The radical anti-tax Club for Growth announced Thursday that it was endorsing businessman Chris Putnam’s primary bid against Texas Rep. Kay Granger, who is the top Republican on the powerful Appropriations Committee.
The Club soon said that it would launch a seven-figure ad campaign against Granger, which Politico’s Alex Isenstadt reports is expected to start this week. Whoever wins the GOP nod on March 3 should have no trouble prevailing in the general election for Texas’ 12th District, a Fort Worth-based seat that backed Donald Trump 63-33.
While the Club once focused on denying renomination to incumbents it considered insufficiently conservative on fiscal issues (in 2013, it even threw up a site called PrimaryMyCongressman.com), the group has almost completely turned its attention in recent years towards aiding like-minded candidates in open seat primaries and in general elections. As Isenstadt notes, Granger is the first GOP incumbent that the Club has targeted since 2016, when it unsuccessfully went after Illinois Rep. John Shimkus.
Granger, though, is exactly the type of Republican the Club has long detested. As we’ve noted before, the 12-term congresswoman has played a vital role in the creation and funding of Panther Island, an expensive development project in Fort Worth that has gone far over budget and appears to be nowhere close to being finished. Granger’s son, J.D. Granger, also ran the initiative until he was replaced after an independent review released last summer argued that leadership changes needed to be made.
The congresswoman’s opponents have already signaled that they’ll use Panther Island to attack Granger.
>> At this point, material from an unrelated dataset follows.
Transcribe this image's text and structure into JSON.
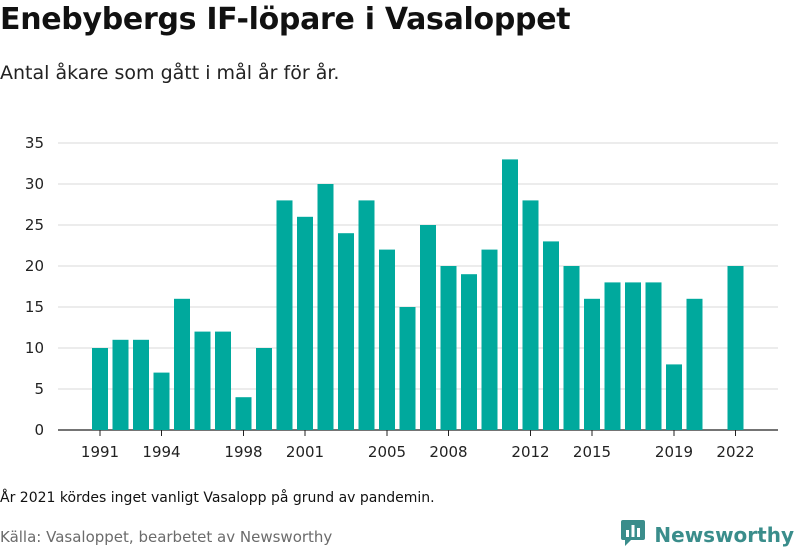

The Club’s president, David McIntosh, said this week that his group would focus on her work securing federal money for the project, while Putnam has labeled Panther Island “a boondoggle.”
Granger will be tough to defeat here, though. Trump endorsed the incumbent last year, and Granger has already launched ads tying herself to the White House. Granger’s campaign also released a poll from mid-December that gave her a massive 62-16 lead over Putnam, and the challenger has yet to respond with contradictory numbers. However, an expensive ad campaign from Club could weaken her and give Putnam more of an opening ahead of the March primary.